FIG. 1 is a schematic diagram of a turbine controller.

Fig. 2 is a schematic F1 terminal connection diagram.

Fig. 3 is a schematic diagram of a DI terminal common negative electrode.

Fig. 4 is a schematic diagram of a DI terminal common positive electrode.

Fig. 5 is a DO terminal connection schematic.

Fig. 6 is a schematic diagram of AI terminal current input.

Fig. 7 is a schematic diagram of AI terminal voltage input.

FIG. 8 is a schematic of the AO terminal current output.

Fig. 9 is a schematic diagram of special function terminal connection.

Fig. 10 is a schematic diagram of RS485 terminal connection.

Fig. 11 is a CAN terminal connection schematic diagram.

Detailed Description

The technical solutions of the embodiments of the present utility model will be clearly and completely described below with reference to the accompanying drawings in the embodiments of the present utility model, and it is apparent that the described embodiments are only some embodiments of the present utility model, but not all embodiments, and all other embodiments obtained by those skilled in the art without making creative efforts based on the embodiments of the present utility model are included in the protection scope of the present utility model.

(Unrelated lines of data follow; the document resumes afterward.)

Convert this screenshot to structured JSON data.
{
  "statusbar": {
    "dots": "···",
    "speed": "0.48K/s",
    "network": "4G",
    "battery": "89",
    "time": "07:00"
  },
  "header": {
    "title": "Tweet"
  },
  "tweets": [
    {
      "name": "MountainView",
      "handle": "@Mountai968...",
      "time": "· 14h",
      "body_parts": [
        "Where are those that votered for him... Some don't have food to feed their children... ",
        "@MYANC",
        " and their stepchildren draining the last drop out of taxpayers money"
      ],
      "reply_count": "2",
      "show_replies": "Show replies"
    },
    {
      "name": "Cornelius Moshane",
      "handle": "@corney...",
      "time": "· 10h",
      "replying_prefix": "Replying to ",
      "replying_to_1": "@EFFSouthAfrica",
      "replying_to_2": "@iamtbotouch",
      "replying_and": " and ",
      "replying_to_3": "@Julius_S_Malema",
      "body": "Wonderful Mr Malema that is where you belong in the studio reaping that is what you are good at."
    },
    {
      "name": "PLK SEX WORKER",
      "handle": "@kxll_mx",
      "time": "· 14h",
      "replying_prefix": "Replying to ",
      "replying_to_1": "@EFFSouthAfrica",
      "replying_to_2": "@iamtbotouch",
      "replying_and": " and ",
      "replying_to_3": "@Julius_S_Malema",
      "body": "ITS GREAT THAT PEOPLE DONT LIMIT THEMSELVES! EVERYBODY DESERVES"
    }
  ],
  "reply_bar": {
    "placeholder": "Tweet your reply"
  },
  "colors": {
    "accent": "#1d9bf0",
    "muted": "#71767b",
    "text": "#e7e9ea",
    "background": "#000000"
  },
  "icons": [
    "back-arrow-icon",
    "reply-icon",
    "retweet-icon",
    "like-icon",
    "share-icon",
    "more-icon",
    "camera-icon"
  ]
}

Referring to FIG. 1, a turbine controller, comprising:

the power module is used for supplying power;

the analog quantity output module (AO) is used for outputting the analog quantity of the MCU main control module;

the analog input module (AI) is used for introducing analog quantity and outputting the analog quantity to the MCU main control module;

the digital quantity input module (DI) is used for introducing digital quantity and outputting the digital quantity to the MCU main control module;

the digital quantity output module (DO) is used for outputting the digital quantity of the MCU main control module;

In particular embodiments: referring to fig. 1 and 9, the mcu main control module controls the feeding speed of the mill by outputting PWM signals through the motor driver or the thyristor control board. The controller acquires parameters such as the rotation speed of host equipment such as the turbine level in real time through AI, DI and FI corresponding modules, and outputs corresponding AO and DO control signals according to the parameters, so that the turbine rotation speed is stably controlled at a target rotation speed; the AI and DI corresponding modules are used for collecting the material level and flow parameters in real time, accurately outputting AO and DO control signals, controlling the feeding speed of the pulverizer, and stabilizing the material level at the target material level.

In this embodiment: referring to fig. 1, the mcu master control module includes a single chip microcomputer, where the single chip microcomputer is of an ASL100 type, and the ASL100 has 3 AI terminals, 2 AO terminals, 6 DI terminals, 2 DO terminals, 1 FI terminal, 1 PWM terminal, a special signal terminal for an actuator, and CAN and RS485 communication terminals.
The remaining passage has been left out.